PHRubin wrote:
NO! By enlarging you are cropping. By cropping you are throwing away pixels. The result of a 35 to 55 crop leaves only 40.5% of the pixels. (35/55 in both height and width).
We throw away pixels every time we print or use a monitor, unless you are trying to print 32" X 40" and view it from close enough to make your eyes cross.
The key question is, "For what display medium is the shot intended?".
Unless you are going to print HUGE prints viewed from close distances, how many pixels you throw away is moot.
If all you are going to do is view them with a computer or something even smaller, cropping a 35mm focal length to 50, 85, 100 or even 200 is not going to result in any discernable difference IN THE FINAL VIEWING FORMAT.
With any camera over 10 megapixels, there is NO degradation under most viewing conditions.
Best computer viewer in the world - MAYBE 5 megapixels.
MOST computer viewers - 2 megapixels.
If you are extremely particular about your final results on a computer monitor, the formula is simple:
C/V=R
C = Camera resolution
V = Viewing resolution
R = Maximum zoom Ratio by cropping.
So with today's 2 megapixel computer monitors and a 35mm lens on a 24 MP camera, 24/2=12, so 35X12 is 420.
IF you get the cropping EXACTLY right, you could crop to a 420mm equivalent.
Keep it under that for more wiggle room.
Cropping 35mm to 200mm is not going to show any difference under most viewing conditions.

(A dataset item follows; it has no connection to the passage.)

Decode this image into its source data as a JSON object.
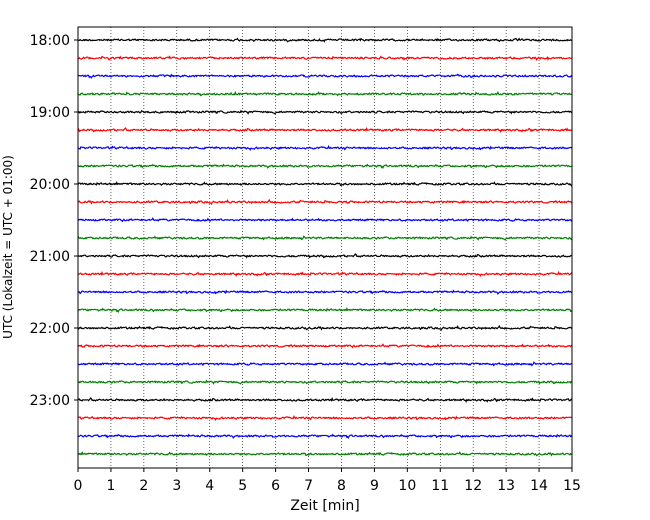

On extremely large prints, you are not going to see a difference unless you are too close to see the entire print.
If you want the ULTIMATE in resolution UNDER LABORATORY CONDITIONS, shoot RAW, never crop your photos and ALWAYS use a camera with more than 50 megapixels in its sensor.
Bottom line: Today's cameras are so good, worrying about throwing away pixels is a waste of time.
They expose more pixels than you can use, anyway.
Take the camera out, make the shot, crop-zoom all you want and see if you like the results.
As much as musicians and photographers try to quantify what they are doing in the false hope of finding a formula that will result in perfection, every time, both activities are ART and follow no hard, fast rules.
Some of my best solos and best photographs break all the "rules", but result in something different that my audience likes.
As I tell my students over and over, again, YOUR opinion is irrelevant.
The only opinion that counts is that of your audience.
If you are your audience, fine - make yourself happy.
Remember, it is your audience who determines whether or not you are producing art or garbage - not you.
Pixel, schmixel.
Do THEY like it, or not?
If they like it, will they pay you to do it, again?